Такое вот письмо. Может, это бред? Может, я болен? Но нет, письмо и не думало растворяться в воздухе. Несколько раз перечитал и все равно не мог понять, как? Может, пошутил кто-то? Да, скорей всего, потому что… Конечно, из-за этой проклятой эпидемии весь город выбился из колеи. Но полиция-то работает! Пускай, полицейские оделись в противочумные костюмы и стали похожи на пингвинов, но эти пингвины-то, ведь ходят по улицам! А тут, человек, которого ищет полиция всей страны, собирается на глазах у всех, в лучшем ресторане города отмечать свой день рождения. Да и ресторан… Какой к чертям ресторан, если никто без респиратора и за порог не выходит? Теперь все позакрывалось. На дверях магазинов и-то висят замки… чушь какая-то!

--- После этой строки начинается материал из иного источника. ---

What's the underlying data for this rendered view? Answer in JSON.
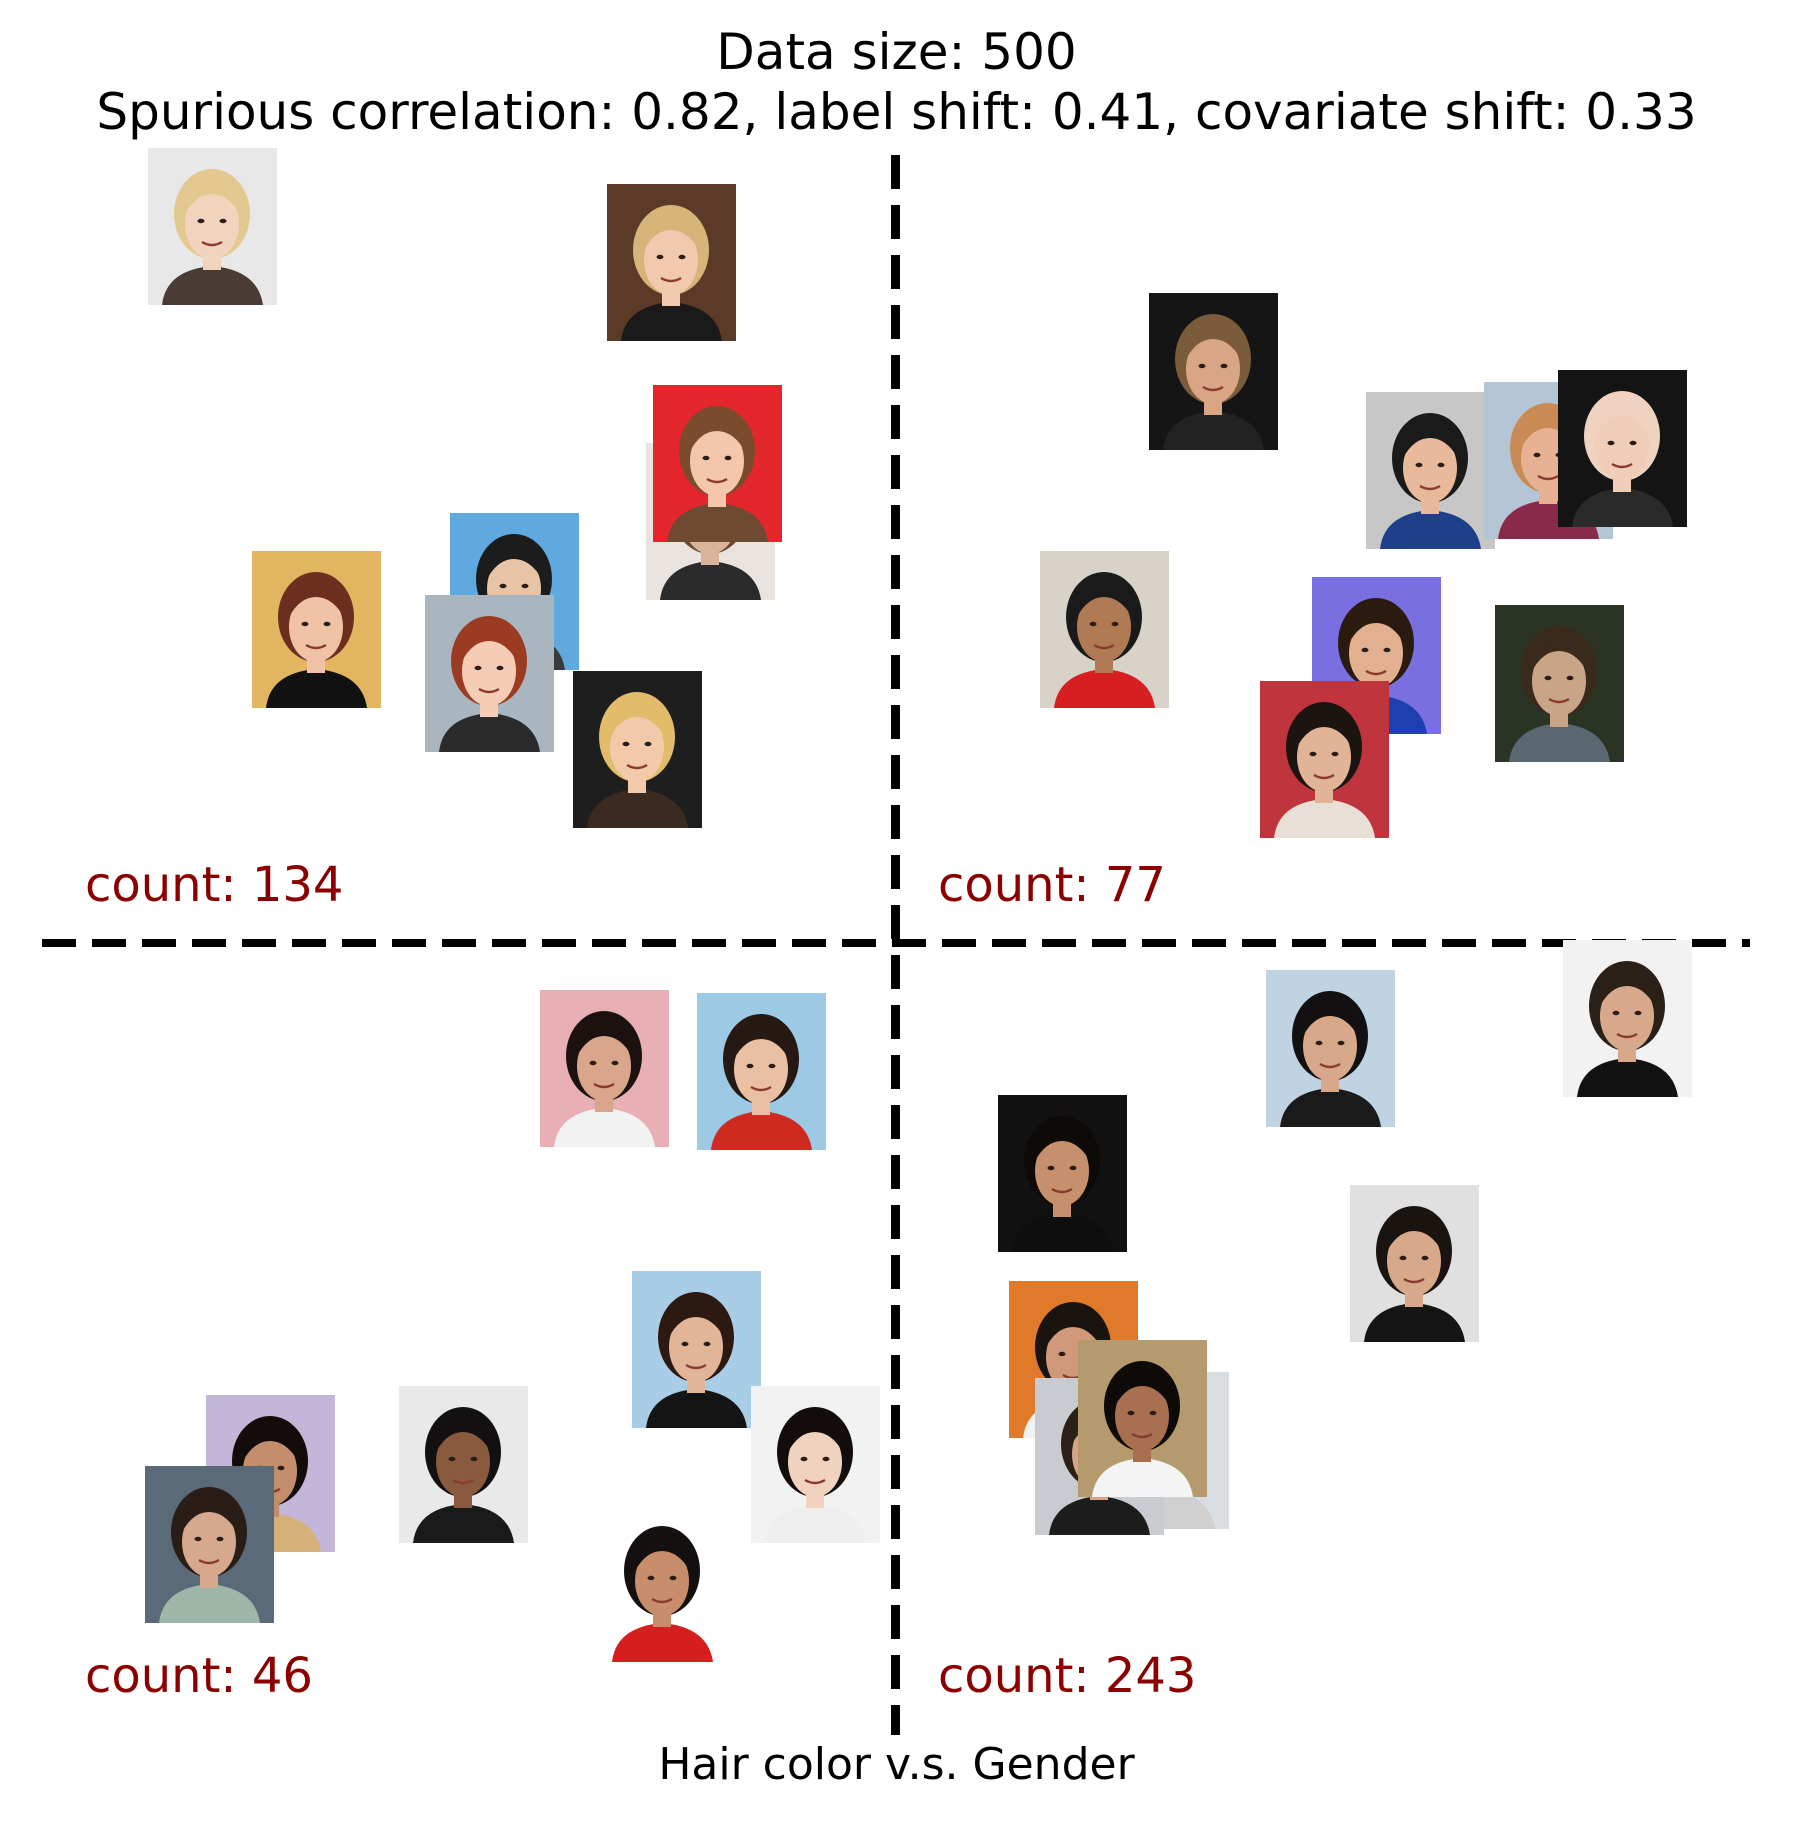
{
  "title": {
    "line1": "Data size: 500",
    "line2": "Spurious correlation: 0.82, label shift: 0.41, covariate shift: 0.33"
  },
  "xlabel": "Hair color v.s. Gender",
  "colors": {
    "count_text": "#8b0000",
    "divider": "#000000",
    "title_text": "#000000"
  },
  "quadrants": [
    {
      "id": "top-left",
      "count_label": "count: 134",
      "count": 134,
      "sample_faces": 8
    },
    {
      "id": "top-right",
      "count_label": "count: 77",
      "count": 77,
      "sample_faces": 9
    },
    {
      "id": "bottom-left",
      "count_label": "count: 46",
      "count": 46,
      "sample_faces": 8
    },
    {
      "id": "bottom-right",
      "count_label": "count: 243",
      "count": 243,
      "sample_faces": 9
    }
  ]
}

Я бросил письмо в ящик стола, чтобы о нем больше не вспоминать, но тут подумал, что третье мая уже сегодня, а до четырех остается всего три часа. От этой мысли стало не по себе. Я опять достал письмо и еще раз перечитал. Взгляд задержался на самой первой строчке: «Уважаемые г. г. Никифор и Кора Пистис…» И тут у меня задрожали руки. Я уронил картонный прямоугольник на пол.

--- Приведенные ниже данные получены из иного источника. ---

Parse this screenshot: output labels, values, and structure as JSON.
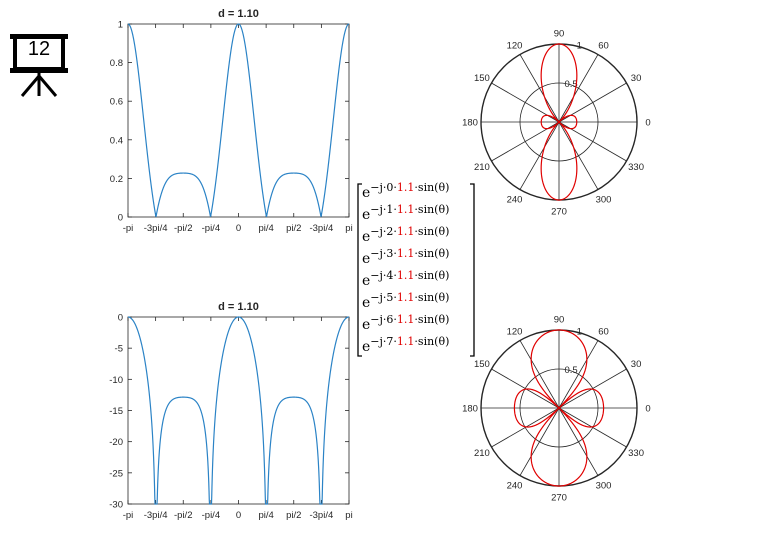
{
  "slide": {
    "number": "12"
  },
  "chart_data": [
    {
      "type": "line",
      "title": "d = 1.10",
      "xticks": [
        "-pi",
        "-3pi/4",
        "-pi/2",
        "-pi/4",
        "0",
        "pi/4",
        "pi/2",
        "-3pi/4",
        "pi"
      ],
      "xlim": [
        -3.14159,
        3.14159
      ],
      "ylim": [
        0,
        1
      ],
      "yticks": [
        "0",
        "0.2",
        "0.4",
        "0.6",
        "0.8",
        "1"
      ],
      "series": [
        {
          "formula": "|sum_{k=0..7} exp(-j*k*1.1*sin(theta))| / 8",
          "scale": "linear",
          "color": "#2b83c6"
        }
      ]
    },
    {
      "type": "line",
      "title": "d = 1.10",
      "xticks": [
        "-pi",
        "-3pi/4",
        "-pi/2",
        "-pi/4",
        "0",
        "pi/4",
        "pi/2",
        "-3pi/4",
        "pi"
      ],
      "xlim": [
        -3.14159,
        3.14159
      ],
      "ylim": [
        -30,
        0
      ],
      "yticks": [
        "-30",
        "-25",
        "-20",
        "-15",
        "-10",
        "-5",
        "0"
      ],
      "series": [
        {
          "formula": "20*log10(|AF|/8)",
          "scale": "dB",
          "color": "#2b83c6"
        }
      ]
    },
    {
      "type": "polar",
      "angle_ticks": [
        "0",
        "30",
        "60",
        "90",
        "120",
        "150",
        "180",
        "210",
        "240",
        "270",
        "300",
        "330"
      ],
      "radial_ticks": [
        "0.5",
        "1"
      ],
      "rlim": [
        0,
        1
      ],
      "series": [
        {
          "element_spacing": 1.1,
          "elements": 8,
          "color": "#e00000"
        }
      ]
    },
    {
      "type": "polar",
      "angle_ticks": [
        "0",
        "30",
        "60",
        "90",
        "120",
        "150",
        "180",
        "210",
        "240",
        "270",
        "300",
        "330"
      ],
      "radial_ticks": [
        "0.5",
        "1"
      ],
      "rlim": [
        0,
        1
      ],
      "series": [
        {
          "element_spacing": 1.1,
          "elements": 8,
          "scale": "dB (30 dB range)",
          "color": "#e00000"
        }
      ]
    }
  ],
  "matrix": {
    "base": "e",
    "prefix": "−j·",
    "coef": "1.1",
    "suffix": "·sin(θ)",
    "rows": [
      "0",
      "1",
      "2",
      "3",
      "4",
      "5",
      "6",
      "7"
    ]
  }
}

Кора – это моя жена. Мы десять лет просидели за одной партой и поженились сразу после школы. А полтора месяца назад расстались. Точнее, если уж говорить честно, я ее бросил. Из-за чего? В общем, у нас не было детей. Из всех этих запутанных врачебных объяснений я так толком и не понял, по чьей вине. Но дело не в этом. Я ее любил. Сильно, по-настоящему, но бросил. Да еще так жестоко и гадко, что лучше не вспоминать. Она плакала. Она спрашивала, «за что?», а я только цедил сквозь зубы, что устал. Она говорила, что так бывает, что нам стоит не видеться пару недель, может, месяц, и это пройдет, все опять станет как раньше, но я не соглашался. Кора напоминала мне собачонку, которую хозяева вышвырнули на улицу: меня почти тошнило от ее жалкого, измученного вида. А когда совсем стало невмоготу, назвал ее бесплодной шлюхой, – никогда не думал, что скажу ей такое, – собрал вещи и ушел.

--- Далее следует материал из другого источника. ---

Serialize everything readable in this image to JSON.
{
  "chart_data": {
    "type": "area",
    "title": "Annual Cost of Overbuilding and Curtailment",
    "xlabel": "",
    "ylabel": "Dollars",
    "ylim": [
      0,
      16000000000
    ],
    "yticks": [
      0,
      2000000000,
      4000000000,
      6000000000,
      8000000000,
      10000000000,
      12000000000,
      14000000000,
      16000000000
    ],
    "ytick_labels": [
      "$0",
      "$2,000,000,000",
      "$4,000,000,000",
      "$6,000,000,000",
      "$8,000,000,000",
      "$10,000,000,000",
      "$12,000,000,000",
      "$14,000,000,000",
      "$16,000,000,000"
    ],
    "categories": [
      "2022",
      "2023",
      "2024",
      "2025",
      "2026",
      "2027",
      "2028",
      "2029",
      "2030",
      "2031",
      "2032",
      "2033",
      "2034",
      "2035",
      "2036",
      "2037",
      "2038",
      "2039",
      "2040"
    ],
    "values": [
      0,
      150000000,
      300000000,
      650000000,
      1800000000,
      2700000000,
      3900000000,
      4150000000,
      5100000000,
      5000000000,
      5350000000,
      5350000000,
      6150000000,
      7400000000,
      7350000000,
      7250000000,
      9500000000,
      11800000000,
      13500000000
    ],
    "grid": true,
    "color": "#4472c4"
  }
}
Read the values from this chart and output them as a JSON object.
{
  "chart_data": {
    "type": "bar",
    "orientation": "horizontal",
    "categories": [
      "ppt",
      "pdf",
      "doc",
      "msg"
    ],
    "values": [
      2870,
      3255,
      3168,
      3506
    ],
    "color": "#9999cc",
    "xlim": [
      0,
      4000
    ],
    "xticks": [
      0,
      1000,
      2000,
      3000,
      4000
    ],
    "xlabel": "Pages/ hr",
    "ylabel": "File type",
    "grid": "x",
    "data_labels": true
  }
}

Я снял квартиру без телефона в Генуэзском квартале Петры, но она откуда-то узнала мой новый адрес. Пришла. Звонила, кричала, всхлипывала там за дверью, а я сидел, боясь пошевелиться, и делал вид, что меня нет дома. Потом послышались удаляющиеся шаги. Больше я ее не видел.

Как такое могло случиться? Не знаю. Помню только, что перед этим забыл ее лицо. Подолгу смотрел на нее, как на картину: ей даже неловко становилось от моего взгляда, но, когда закрывал глаза, не мог уже ничего вспомнить. Точнее, постепенно, лицо Коры в моей памяти вытеснило лицо другой женщины. Я никогда ее не видел и вряд ли когда-нибудь встречу. Скорее всего, ее вообще никогда не было.

У Коры черные вьющиеся волосы и смугловатая кожа. Та женщина была светло-русой. У нее было бледное лицо и голубые глаза. Такие глаза бывают у мадонн и ангелов на итальянских фресках. Иногда она говорила со мной. Это были обычные слова, но какие-то стершиеся, что ли, обессмысленные… мне казалось, она куда-то меня зовет, но я не понимал, куда. Или боялся это понять, не знаю.

Согласен, слишком смахивает на бред. Не спорю. Говорю же, сам не знаю, что это было. Хорошо еще, все быстро прошло. Больше не хотелось думать о той женщине. Да и о Коре, тоже. Мне было пусто. Я ничего не чувствовал, как будто в мозг и в сердце впрыснули по шприцу новокаина.

И вот, строчка письма вывела меня из ступора: «Уважаемые г. г. Никифор и Кора Пистис…» Нагнулся, чтобы поднять с пола приглашение, но тут ноги стали как будто ватными, пришлось сесть. Что-то туго стянуло кожу бельевой прищепкой ровно посередине груди. Предчувствие. Почему-то мне сразу это стало ясно. Оно мешало дышать. Я не знал, какое это предчувствие, хорошее, дурное, мог его только физически испытывать: сейчас должно что-то произойти. Что? Я не знал. Просто сидел, и пытался подобрать с пола письмо Зака не своей рукой. Так никелированная клешня в игровом автомате пытается неуклюже схватить плюшевого зайца, который лежит поверх горы других таких же игрушек. Она уже зацепила заячий хвост: еще секунда, и глупая плюшевая кукла будет в твоих руках, но тут заяц выскальзывает, и ты должен опять бросать монету и все начинать заново ‹…›

Как только письмо оказалось в моей руке, в прихожей запиликал звонок. Слабость и дрожь сразу прошли. Я вскочил и побежал открывать.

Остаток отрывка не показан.